The ANOVA of error rates revealed a significant main effect of the existence of the avatar, F(1, 19) = 7.335, p = 0.014, ηp2 = 0.279 (Fig. 3B). The participants were more accurate when the avatar was presented than when it was not. The main effect of position was also significant, F(2, 38) = 11.696, p < 0.001, ηp2 = 0.381. Participants responded more accurately when the avatar was in the front and left positions than in the right position. No other main effect or interactions were found to be significant.
The humanoid avatar was associated with improved performance of identifying the orientation of a visual stimulus from an imagined position only in the short interval condition (200 ms). When the avatar was present, the participant’s viewpoint moved quickly to the position of the avatar, but this process either did not occur or took a long time in the chair condition. In the long interval condition, participants may have enough time to transform the viewpoint to an arbitrary position regardless of the presence of the avatar.

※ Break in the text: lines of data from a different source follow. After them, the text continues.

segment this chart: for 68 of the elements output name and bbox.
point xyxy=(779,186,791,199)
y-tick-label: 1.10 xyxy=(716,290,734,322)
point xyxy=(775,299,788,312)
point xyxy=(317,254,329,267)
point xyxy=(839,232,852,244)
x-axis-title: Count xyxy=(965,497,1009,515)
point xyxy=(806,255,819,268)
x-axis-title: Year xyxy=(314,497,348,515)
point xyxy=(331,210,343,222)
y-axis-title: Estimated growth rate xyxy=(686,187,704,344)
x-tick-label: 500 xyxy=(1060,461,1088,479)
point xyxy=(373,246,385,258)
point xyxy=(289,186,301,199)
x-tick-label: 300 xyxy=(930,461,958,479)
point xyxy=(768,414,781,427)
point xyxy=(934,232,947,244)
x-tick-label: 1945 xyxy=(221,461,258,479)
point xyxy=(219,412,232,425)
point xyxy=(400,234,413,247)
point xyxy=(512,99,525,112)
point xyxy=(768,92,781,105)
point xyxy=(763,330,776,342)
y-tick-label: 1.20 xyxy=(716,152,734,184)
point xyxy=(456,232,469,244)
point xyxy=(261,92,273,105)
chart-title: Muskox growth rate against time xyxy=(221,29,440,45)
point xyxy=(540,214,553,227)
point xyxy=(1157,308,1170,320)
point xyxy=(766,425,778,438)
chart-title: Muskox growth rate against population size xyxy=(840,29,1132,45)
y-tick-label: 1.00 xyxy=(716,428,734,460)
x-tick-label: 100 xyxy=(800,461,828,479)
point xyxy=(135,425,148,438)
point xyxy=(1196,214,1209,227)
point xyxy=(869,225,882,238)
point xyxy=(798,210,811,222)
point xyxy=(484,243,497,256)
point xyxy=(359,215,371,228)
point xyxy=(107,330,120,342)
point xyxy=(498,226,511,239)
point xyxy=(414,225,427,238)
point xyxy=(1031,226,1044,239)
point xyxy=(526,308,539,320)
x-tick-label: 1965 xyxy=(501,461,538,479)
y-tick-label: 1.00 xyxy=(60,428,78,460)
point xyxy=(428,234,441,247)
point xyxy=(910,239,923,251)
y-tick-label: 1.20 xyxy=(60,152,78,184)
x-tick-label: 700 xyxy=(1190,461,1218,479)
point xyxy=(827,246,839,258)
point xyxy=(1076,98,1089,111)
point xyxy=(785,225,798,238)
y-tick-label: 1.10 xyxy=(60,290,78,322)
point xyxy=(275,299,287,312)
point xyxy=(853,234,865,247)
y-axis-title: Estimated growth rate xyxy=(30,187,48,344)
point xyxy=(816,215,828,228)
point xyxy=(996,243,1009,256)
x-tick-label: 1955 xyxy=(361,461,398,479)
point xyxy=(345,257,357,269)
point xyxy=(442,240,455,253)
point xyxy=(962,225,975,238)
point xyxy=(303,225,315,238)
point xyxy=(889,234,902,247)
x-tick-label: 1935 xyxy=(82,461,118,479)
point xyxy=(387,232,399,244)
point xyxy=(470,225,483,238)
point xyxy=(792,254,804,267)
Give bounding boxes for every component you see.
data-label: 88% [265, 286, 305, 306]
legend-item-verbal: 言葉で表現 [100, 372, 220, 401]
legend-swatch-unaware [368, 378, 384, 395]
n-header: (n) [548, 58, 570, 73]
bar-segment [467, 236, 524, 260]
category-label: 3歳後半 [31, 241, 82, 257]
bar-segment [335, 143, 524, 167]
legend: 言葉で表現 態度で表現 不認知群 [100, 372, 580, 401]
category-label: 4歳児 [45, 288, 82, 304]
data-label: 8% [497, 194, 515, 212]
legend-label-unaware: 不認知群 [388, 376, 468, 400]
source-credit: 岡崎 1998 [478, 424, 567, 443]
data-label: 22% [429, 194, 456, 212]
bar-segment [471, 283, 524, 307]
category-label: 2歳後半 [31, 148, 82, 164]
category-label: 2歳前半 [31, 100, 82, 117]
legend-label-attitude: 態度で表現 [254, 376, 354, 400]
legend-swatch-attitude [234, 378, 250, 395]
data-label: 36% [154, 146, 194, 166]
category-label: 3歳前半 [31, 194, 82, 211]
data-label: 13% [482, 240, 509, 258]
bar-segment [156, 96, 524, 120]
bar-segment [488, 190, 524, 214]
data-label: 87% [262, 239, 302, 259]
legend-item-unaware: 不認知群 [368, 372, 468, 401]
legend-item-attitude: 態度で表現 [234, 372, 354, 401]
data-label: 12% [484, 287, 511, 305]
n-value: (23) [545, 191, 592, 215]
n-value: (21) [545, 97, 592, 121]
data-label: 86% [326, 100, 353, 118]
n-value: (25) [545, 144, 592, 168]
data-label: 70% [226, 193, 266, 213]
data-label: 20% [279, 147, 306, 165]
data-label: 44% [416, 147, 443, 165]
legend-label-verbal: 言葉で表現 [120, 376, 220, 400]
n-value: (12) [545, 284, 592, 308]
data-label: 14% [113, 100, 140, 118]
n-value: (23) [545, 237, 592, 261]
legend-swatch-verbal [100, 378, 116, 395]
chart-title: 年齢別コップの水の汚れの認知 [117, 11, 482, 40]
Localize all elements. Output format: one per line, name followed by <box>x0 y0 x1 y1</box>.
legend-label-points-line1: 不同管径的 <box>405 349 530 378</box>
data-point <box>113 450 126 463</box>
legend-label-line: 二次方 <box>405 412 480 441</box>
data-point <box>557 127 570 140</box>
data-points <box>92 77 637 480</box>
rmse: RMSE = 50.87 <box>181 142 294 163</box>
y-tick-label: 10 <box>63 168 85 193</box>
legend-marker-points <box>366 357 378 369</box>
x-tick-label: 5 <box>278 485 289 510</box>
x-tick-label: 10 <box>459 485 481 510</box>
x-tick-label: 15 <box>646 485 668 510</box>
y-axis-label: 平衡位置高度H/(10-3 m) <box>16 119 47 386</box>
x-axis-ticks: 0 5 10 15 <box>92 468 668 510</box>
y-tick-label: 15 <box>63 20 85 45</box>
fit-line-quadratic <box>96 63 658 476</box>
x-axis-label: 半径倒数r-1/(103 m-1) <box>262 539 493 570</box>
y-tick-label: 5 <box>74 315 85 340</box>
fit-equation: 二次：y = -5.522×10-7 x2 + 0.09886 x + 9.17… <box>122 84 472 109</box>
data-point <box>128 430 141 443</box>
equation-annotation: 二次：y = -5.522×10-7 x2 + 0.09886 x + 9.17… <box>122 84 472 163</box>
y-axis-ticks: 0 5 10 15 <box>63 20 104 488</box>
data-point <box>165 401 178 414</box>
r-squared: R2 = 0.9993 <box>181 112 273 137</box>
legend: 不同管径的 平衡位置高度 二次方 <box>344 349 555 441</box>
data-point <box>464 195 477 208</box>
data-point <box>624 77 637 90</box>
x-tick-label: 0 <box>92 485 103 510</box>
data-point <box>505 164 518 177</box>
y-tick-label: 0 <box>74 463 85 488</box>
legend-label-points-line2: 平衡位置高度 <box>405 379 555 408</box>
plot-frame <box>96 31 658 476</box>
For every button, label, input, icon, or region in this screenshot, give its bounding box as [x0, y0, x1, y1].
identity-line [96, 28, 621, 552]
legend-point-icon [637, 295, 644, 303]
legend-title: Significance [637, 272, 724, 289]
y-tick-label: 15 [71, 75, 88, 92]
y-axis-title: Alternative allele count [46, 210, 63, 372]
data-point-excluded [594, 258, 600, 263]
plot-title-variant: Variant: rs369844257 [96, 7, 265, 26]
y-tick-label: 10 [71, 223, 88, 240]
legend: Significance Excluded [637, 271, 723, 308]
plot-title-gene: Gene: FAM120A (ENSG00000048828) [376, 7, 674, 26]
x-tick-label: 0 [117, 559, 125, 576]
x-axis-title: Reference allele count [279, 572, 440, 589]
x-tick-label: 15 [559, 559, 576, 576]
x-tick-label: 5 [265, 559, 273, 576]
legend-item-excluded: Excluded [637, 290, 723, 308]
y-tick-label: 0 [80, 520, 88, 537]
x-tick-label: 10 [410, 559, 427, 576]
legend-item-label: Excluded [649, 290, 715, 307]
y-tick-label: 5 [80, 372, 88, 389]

This facilitation effect of the humanoid avatar was basically consistent with the findings of Ward et al.  and Michelon and Zacks . They also showed that the presence of humanoid avatar makes it faster to determine how the visual stimulus looks from that position than it does with an inanimate object [7, 15]. However, one may argue that the results were obtained because humanoid avatars capture attention more easily than an empty chair. To examine this, in Experiment 2, we added a condition in which the humanoid avatar was sitting backwards. We hypothesized that if there is no facilitation effect on the RT in the backward avatar condition, then the embodiment to the avatar is important for efficient perspective taking.